A short focal length refractor would be a good choice. There is the venerable standard Orion ST80, which is cloned under many names - the Meade AdventureScope 80, the Celestron Astromaster 80 AZ. All of these are 80mm f/5 achromats, so they're about 16-20 inches long, including the dewshield.
Shameless plug - at the store, we have too many of these (the Astromaster version). They weren't selling at their regular price because we are selling the StarSense Explorer 80 for $10 cheaper, so we are selling them below what everyone else is selling them for to clear them out. A bargain is to be had!
The Astromaster comes on a nice stable, sturdy tripod, but it may not fold down small enough to easily fit into a carry-on. Look into getting a nice camera tripod instead. You'd probably be able to find a good used one for $100 or less.
If you get a good Barlow, you can easily get up to some nice views at 100x in this scope. Don't expect too much more than that unless you have some really short focal length eyepieces to Barlow, or a 2.5x or 3x Barlow.

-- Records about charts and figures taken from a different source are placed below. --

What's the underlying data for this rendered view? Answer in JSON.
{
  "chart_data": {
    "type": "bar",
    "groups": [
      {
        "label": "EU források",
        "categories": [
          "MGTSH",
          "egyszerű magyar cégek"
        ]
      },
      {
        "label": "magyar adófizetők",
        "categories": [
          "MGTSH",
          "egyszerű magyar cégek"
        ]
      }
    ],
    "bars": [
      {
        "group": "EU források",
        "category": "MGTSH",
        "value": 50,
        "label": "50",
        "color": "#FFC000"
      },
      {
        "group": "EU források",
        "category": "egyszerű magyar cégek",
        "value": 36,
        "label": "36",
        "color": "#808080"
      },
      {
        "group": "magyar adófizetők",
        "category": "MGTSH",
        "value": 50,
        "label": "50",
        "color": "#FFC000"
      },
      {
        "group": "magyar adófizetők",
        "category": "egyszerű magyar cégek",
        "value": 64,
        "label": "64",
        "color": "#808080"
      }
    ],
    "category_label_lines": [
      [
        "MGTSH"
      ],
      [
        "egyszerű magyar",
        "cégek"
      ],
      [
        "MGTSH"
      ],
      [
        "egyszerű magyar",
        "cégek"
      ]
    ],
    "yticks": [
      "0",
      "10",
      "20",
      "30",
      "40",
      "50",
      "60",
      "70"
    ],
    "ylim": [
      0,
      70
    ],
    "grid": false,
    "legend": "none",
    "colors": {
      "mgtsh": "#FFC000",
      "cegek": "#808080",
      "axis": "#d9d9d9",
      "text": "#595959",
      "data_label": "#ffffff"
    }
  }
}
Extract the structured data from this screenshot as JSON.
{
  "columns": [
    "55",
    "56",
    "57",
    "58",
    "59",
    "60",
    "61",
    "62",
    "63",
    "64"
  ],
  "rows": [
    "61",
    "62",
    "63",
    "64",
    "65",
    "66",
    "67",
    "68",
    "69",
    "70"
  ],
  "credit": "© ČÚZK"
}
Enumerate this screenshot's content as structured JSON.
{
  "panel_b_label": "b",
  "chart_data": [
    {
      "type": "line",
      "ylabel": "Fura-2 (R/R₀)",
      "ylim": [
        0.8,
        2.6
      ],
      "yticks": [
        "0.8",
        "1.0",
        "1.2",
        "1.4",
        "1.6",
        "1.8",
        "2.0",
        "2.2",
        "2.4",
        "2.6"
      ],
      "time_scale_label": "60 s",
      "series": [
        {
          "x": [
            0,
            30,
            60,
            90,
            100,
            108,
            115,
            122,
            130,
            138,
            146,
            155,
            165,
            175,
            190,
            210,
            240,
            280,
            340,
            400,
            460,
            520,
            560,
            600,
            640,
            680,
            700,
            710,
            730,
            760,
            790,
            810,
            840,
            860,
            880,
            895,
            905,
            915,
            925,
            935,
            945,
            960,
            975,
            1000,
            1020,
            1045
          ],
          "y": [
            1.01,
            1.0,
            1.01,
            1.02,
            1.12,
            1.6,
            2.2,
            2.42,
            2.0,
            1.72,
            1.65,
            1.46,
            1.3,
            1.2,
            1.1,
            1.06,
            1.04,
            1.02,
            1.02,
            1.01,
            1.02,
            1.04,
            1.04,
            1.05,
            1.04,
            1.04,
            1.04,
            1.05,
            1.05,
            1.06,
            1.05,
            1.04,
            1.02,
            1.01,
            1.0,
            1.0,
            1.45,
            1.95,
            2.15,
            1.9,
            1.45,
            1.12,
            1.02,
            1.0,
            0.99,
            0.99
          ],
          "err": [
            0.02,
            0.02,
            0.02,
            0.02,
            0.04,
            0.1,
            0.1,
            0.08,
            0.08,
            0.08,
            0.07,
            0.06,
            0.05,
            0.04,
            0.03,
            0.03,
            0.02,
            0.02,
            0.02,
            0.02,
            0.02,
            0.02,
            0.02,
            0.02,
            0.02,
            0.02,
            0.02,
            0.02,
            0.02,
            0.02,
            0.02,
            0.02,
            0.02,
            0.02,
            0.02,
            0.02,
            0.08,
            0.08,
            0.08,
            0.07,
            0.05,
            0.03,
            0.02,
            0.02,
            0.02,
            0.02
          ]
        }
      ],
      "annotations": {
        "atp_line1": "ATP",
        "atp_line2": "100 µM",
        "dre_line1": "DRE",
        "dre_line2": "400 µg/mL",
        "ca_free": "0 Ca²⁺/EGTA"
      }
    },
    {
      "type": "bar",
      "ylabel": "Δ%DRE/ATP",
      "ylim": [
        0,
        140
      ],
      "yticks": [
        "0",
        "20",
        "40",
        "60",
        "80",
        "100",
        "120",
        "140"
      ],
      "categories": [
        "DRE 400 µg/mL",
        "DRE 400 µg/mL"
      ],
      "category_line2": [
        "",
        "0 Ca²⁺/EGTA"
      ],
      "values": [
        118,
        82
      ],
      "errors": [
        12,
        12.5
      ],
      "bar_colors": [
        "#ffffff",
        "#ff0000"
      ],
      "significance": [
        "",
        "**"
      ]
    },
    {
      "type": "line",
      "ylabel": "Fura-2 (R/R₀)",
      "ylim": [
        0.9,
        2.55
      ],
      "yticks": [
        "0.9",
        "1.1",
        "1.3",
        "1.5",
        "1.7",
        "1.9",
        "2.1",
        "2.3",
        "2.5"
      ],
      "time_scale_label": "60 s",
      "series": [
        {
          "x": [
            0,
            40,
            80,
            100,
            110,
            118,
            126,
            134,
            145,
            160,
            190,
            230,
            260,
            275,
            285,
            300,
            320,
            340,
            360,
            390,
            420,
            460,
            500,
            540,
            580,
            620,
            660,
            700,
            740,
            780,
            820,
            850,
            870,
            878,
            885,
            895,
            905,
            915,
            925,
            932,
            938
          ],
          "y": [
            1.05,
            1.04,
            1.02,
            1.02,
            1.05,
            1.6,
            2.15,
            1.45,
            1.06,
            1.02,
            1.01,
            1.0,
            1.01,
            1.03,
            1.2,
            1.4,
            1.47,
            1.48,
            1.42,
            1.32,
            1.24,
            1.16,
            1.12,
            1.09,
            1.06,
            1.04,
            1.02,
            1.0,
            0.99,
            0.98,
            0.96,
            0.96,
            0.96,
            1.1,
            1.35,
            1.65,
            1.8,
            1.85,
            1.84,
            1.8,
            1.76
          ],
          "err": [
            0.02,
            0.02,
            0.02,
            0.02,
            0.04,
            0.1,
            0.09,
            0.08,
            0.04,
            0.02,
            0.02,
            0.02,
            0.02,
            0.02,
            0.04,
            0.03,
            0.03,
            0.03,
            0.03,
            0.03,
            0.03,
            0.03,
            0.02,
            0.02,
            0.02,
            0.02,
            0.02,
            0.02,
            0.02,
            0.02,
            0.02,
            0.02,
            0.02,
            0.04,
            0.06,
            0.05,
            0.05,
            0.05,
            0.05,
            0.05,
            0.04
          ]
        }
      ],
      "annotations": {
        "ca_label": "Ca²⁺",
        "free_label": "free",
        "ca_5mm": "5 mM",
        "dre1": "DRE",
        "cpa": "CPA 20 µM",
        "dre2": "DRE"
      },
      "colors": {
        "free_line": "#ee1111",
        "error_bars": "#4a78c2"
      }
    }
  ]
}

But that's not what the scope is designed for. What this scope really excels at is widefield, low-magnification views, open clusters, sweeps of the sky, especially the Milky Way. A humble 32mm Plossl will get you a field of view that is almost FOUR DEGREES wide. That's practically binocular territory. And, on a tripod, it'll be the best binocular view you've ever seen.
I can personally recommend this scope; I have the Orion flavor, but they're all the same. It is my goto (pun intended) scope for widefield views.